DIY OBD-II car dashboard with Raspberry Pi + ELM327 Bluetooth

Asked 3 weeks ago Modified 3 days ago Viewed 3 times
DIY OBD-II car dashboard with Raspberry Pi + ELM327 Bluetooth

Goal: a replacement dashboard for my older hatchback that shows RPM, speed, coolant temperature, fuel level, and battery voltage on a big touchscreen. Pulls live data from the car's OBD-II port over Bluetooth — no manufacturer subscription, no cloud, no nonsense.

Parts

  • Raspberry Pi 3B+ (the 4 is overkill, the 3 is plenty)
  • Official 7" Raspberry Pi Touchscreen
  • A generic ELM327 Bluetooth OBD-II dongle (~$15 — pick a 'v1.5' variant, the v2.1 clones are flaky)
  • A 12V → 5V buck converter rated 3A (the Pi + screen draws ~2A)
  • A car cigarette-lighter plug + cable to feed the buck converter
  • 3D-printed bezel to fit the centre-console

Why Bluetooth, not USB: the dongle stays plugged into OBD-II under the steering wheel; the screen sits on the dashboard. Bluetooth is the only sane way to bridge that gap without running cables.

Software stack

  • Raspberry Pi OS Lite (no desktop — we run Kivy fullscreen at boot)
  • Python 3 + the `obd` library (pip install obd)
  • Kivy for the touch UI
  • systemd service to launch the app on boot

Reading OBD-II in Python

import obd
connection = obd.Async('/dev/rfcomm0')
connection.watch(obd.commands.RPM)
connection.watch(obd.commands.SPEED)
connection.watch(obd.commands.COOLANT_TEMP)
connection.start()
# Later: connection.query(obd.commands.RPM).value

Step-by-step

1. Pair the ELM327 with the Pi using bluetoothctl: scan, trust, pair, connect.
2. Bind it to a serial device:

  sudo rfcomm bind 0 <DONGLE_MAC> 1

3. Test with: python3 -c "import obd; print(obd.OBD('/dev/rfcomm0').query(obd.commands.RPM).value)"
4. Build a Kivy screen with large needle-style gauges.
5. Set up systemd to auto-start the app at boot.
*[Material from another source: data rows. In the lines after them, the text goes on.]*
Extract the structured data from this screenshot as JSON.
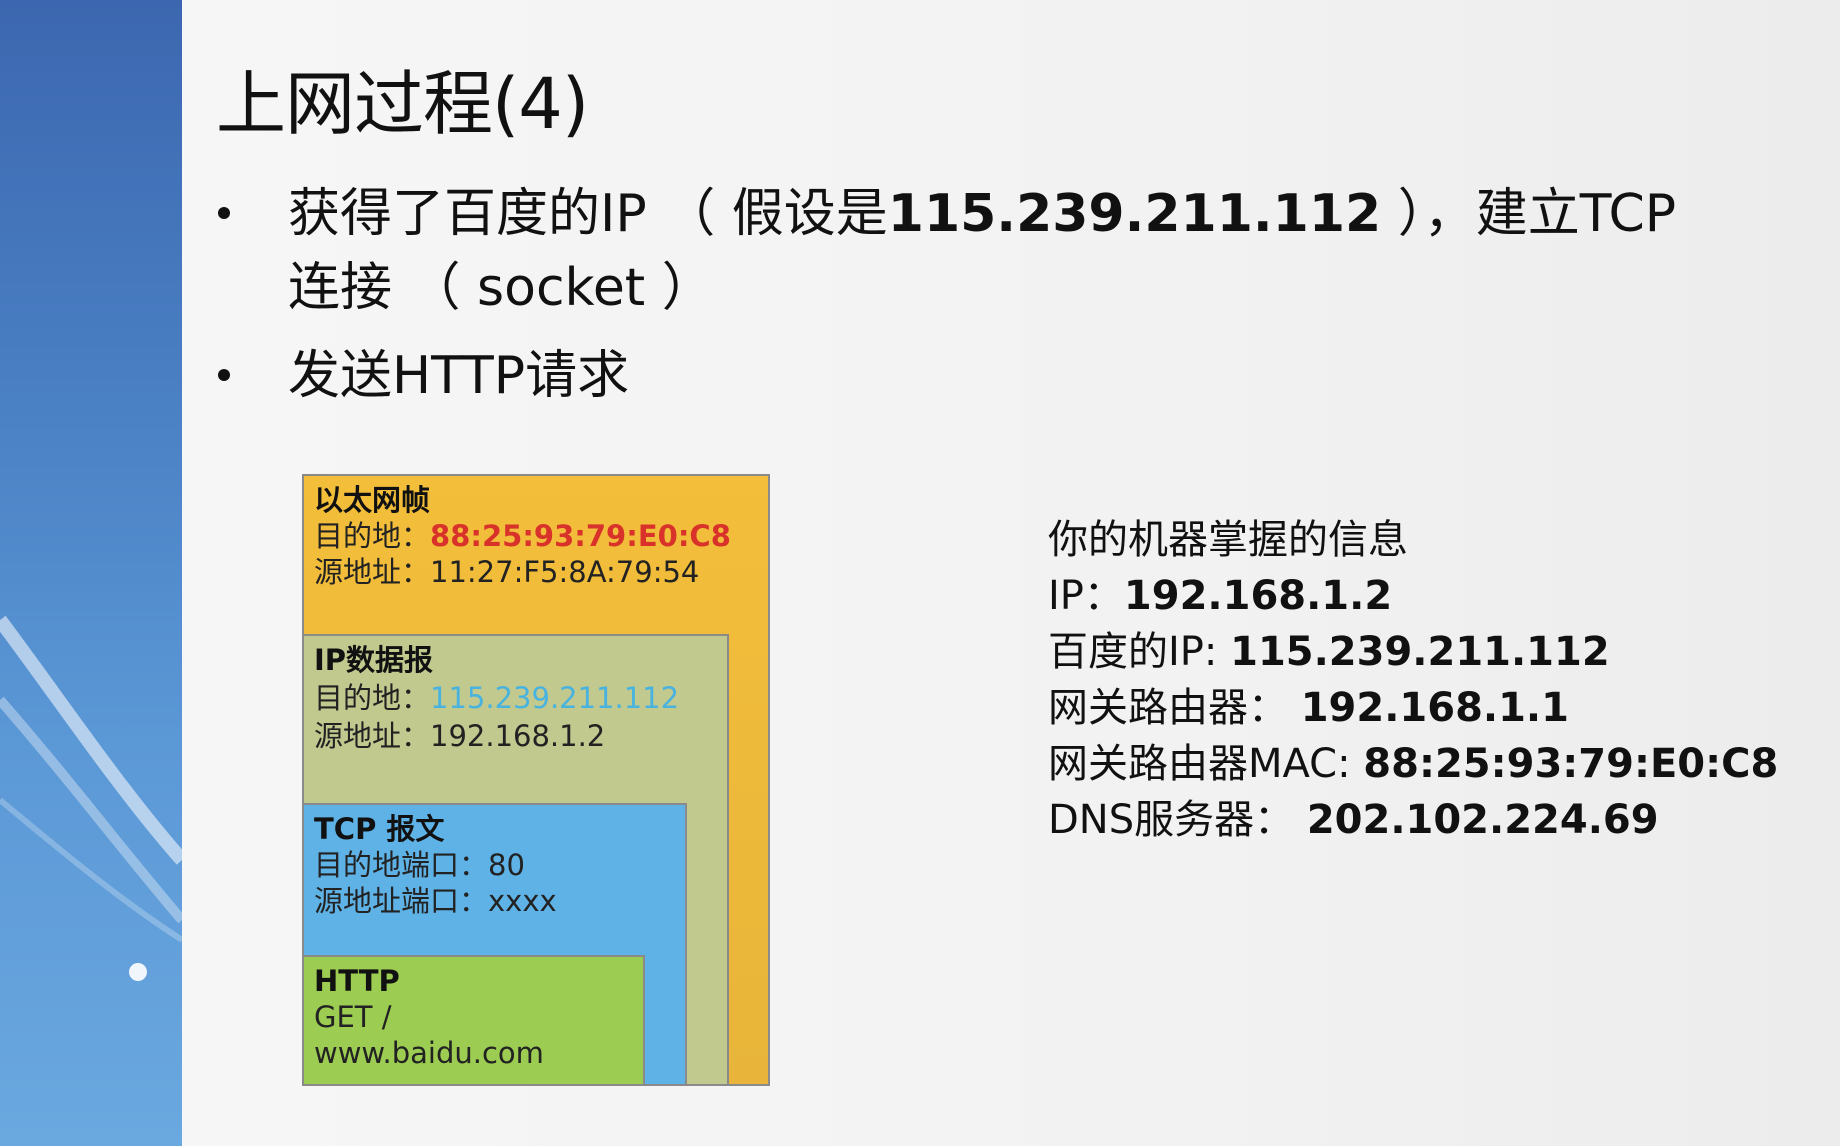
{
  "slide": {
    "title": "上网过程(4)",
    "bullets": [
      {
        "line1_prefix": "获得了百度的IP （ 假设是",
        "line1_bold": "115.239.211.112",
        "line1_suffix": " ），建立TCP",
        "line2": "连接 （ socket ）"
      },
      {
        "text": "发送HTTP请求"
      }
    ]
  },
  "diagram": {
    "ethernet": {
      "title": "以太网帧",
      "dest_label": "目的地：",
      "dest_value": "88:25:93:79:E0:C8",
      "src": "源地址：11:27:F5:8A:79:54"
    },
    "ip": {
      "title": "IP数据报",
      "dest_label": "目的地：",
      "dest_value": "115.239.211.112",
      "src": "源地址：192.168.1.2"
    },
    "tcp": {
      "title": "TCP 报文",
      "dest_port": "目的地端口：80",
      "src_port": "源地址端口：xxxx"
    },
    "http": {
      "title": "HTTP",
      "line1": "GET /",
      "line2": "www.baidu.com"
    },
    "colors": {
      "ethernet": "#f3be3a",
      "ip": "#c1c98e",
      "tcp": "#5fb2e6",
      "http": "#9ccc52",
      "mac_highlight": "#d8322a",
      "ip_highlight": "#49b3e0"
    }
  },
  "info": {
    "heading": "你的机器掌握的信息",
    "rows": [
      {
        "label": "IP：",
        "value": "192.168.1.2"
      },
      {
        "label": "百度的IP: ",
        "value": "115.239.211.112"
      },
      {
        "label": "网关路由器： ",
        "value": "192.168.1.1"
      },
      {
        "label": "网关路由器MAC: ",
        "value": "88:25:93:79:E0:C8"
      },
      {
        "label": "DNS服务器： ",
        "value": "202.102.224.69"
      }
    ]
  }
}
Dashboard layout decisions

  • Big circular RPM gauge top-left.
  • Big digital speed top-right.
  • Two smaller gauges below: coolant temp + fuel level.
  • A 'trip' page accessible by swipe: instant + average fuel economy, distance, time.

Power tip: the Pi must shut down cleanly, otherwise the SD card will eventually corrupt. I wired a GPIO to the ignition switch (via an opto-isolator + voltage divider) and run a small Python daemon: when ignition goes low, run `sudo shutdown -h now`.